Researcher Bo-mi Lee Emphasizes Volatility and Regulatory Needs
A finance and economics-focused think tank in South Korea has advised against the approval of spot crypto exchange-traded funds (ETFs) in the nation. Bo-mi Lee, a researcher at the Korea Institute of Finance, highlighted the volatility and risks associated with cryptocurrencies, calling for more research and regulatory measures.
Global Experience Shows More Losses than Gains
In her paper, Lee argued that the experiences with spot Bitcoin (BTC) and Ether (ETH) ETFs in various countries show that the losses often outweigh the benefits. The introduction of spot crypto ETFs, she contended, could undermine South Korea’s financial stability.

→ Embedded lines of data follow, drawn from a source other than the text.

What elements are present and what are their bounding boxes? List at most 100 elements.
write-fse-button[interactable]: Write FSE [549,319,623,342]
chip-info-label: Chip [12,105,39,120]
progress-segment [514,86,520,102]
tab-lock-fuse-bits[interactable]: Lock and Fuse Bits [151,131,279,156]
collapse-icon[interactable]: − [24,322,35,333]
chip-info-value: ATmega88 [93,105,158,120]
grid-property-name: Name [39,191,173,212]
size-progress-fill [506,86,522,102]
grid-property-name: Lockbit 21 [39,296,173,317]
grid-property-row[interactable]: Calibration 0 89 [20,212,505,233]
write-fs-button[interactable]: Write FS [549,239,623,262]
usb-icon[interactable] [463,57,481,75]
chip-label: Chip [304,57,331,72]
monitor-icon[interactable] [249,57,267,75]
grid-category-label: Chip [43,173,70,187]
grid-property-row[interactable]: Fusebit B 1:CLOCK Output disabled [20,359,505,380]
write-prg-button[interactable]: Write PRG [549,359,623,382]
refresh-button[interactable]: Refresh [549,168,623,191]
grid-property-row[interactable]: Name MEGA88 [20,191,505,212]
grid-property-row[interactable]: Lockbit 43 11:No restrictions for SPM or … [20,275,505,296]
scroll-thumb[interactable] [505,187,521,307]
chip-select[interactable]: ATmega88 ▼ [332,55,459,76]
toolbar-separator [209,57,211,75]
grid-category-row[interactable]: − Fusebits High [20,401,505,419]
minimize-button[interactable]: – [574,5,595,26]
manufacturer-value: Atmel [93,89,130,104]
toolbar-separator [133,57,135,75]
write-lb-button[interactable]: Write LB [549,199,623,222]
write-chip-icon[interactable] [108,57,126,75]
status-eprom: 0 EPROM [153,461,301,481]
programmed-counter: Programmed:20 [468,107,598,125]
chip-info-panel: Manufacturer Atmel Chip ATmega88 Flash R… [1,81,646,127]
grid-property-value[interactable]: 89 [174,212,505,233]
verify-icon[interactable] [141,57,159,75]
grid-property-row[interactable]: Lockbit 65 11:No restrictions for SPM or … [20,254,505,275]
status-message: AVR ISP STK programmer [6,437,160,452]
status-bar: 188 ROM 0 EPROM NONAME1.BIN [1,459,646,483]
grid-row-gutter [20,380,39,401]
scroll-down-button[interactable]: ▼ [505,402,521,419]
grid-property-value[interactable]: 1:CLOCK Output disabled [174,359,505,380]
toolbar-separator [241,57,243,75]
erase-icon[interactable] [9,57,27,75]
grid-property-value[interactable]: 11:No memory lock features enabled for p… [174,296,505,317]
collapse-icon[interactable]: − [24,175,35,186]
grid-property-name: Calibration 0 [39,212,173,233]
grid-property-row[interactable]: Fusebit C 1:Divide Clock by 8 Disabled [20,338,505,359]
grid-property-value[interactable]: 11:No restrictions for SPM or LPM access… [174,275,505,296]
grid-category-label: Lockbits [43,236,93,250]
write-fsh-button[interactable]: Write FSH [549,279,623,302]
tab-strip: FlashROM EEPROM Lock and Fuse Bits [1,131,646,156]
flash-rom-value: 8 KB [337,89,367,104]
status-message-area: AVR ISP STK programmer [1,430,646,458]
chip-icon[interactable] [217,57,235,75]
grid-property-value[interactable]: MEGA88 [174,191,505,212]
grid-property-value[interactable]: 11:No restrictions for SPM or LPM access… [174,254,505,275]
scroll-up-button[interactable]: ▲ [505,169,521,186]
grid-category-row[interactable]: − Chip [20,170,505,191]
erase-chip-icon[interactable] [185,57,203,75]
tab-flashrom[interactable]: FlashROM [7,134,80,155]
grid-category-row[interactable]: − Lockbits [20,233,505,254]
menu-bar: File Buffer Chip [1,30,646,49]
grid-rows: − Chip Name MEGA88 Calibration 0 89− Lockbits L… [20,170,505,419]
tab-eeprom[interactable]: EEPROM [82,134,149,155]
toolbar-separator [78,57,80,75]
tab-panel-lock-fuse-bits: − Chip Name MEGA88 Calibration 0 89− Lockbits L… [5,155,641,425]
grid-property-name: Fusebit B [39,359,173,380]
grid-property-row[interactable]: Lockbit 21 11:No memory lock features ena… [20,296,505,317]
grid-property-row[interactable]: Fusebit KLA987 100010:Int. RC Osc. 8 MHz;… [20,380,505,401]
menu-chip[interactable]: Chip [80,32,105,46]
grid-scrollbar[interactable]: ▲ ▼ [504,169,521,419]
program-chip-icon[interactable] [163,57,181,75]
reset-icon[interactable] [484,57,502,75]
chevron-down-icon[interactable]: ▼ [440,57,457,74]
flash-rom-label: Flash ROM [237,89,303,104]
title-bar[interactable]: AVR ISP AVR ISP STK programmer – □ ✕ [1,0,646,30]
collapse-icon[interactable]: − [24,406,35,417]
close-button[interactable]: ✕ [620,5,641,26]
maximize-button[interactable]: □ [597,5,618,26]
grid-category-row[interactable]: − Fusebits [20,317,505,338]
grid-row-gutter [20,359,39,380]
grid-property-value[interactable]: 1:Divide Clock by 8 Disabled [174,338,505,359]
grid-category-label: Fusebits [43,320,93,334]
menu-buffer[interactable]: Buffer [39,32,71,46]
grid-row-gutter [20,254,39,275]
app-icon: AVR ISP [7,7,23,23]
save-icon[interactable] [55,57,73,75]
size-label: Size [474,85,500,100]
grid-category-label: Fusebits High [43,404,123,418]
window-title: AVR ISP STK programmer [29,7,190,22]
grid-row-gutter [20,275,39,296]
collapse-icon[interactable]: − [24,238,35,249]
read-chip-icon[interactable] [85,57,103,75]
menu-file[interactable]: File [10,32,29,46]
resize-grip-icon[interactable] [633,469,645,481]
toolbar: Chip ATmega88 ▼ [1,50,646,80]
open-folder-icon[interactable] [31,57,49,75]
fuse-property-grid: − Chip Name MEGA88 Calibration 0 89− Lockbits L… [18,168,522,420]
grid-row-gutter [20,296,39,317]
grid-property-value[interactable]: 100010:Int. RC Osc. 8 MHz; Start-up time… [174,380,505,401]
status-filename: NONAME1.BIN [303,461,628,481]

Potential Risks to Financial Stability
Lee explained that approving spot crypto ETFs could lead to significant capital inflow into the crypto market as digital asset prices rise. This could result in inefficient resource allocation and exacerbate financial market liquidity issues, ultimately harming the health of financial companies when prices fall.
Call for More Research and Understanding
Due to these potential issues, Lee stressed the need for thorough research into the risks and benefits of spot crypto ETFs. She argued that, at present, the potential losses appear greater than the benefits. Additionally, Lee pointed out that there is still a limited understanding of the true value of digital assets, which are known for their high volatility. Introducing such products might mislead market participants into believing these assets are “proven.”
Regulatory Measures Needed
Lee also emphasized that the introduction of spot crypto ETFs would increase risks, and she called for well-prepared regulatory measures to mitigate these risks. She noted the uncertainty surrounding the impact of digital assets on investors and the financial market, urging regulators to establish sufficient measures before approving such ETFs.
Stricter Rules for Crypto Exchanges in South Korea
In related news, South Korea’s financial regulator is tightening rules on crypto assets to protect users. Beginning July 19, registered crypto exchanges will be legally required to evaluate the tokens listed on their platforms. They must decide whether to continue supporting or delist these tokens, reviewing over 600 crypto assets.
Severe Penalties for Non-Compliance
Exchanges that fail to comply with the new regulations will face severe penalties, including fines and potential jail sentences. This move reflects the country’s effort to ensure better oversight and protection for crypto investors.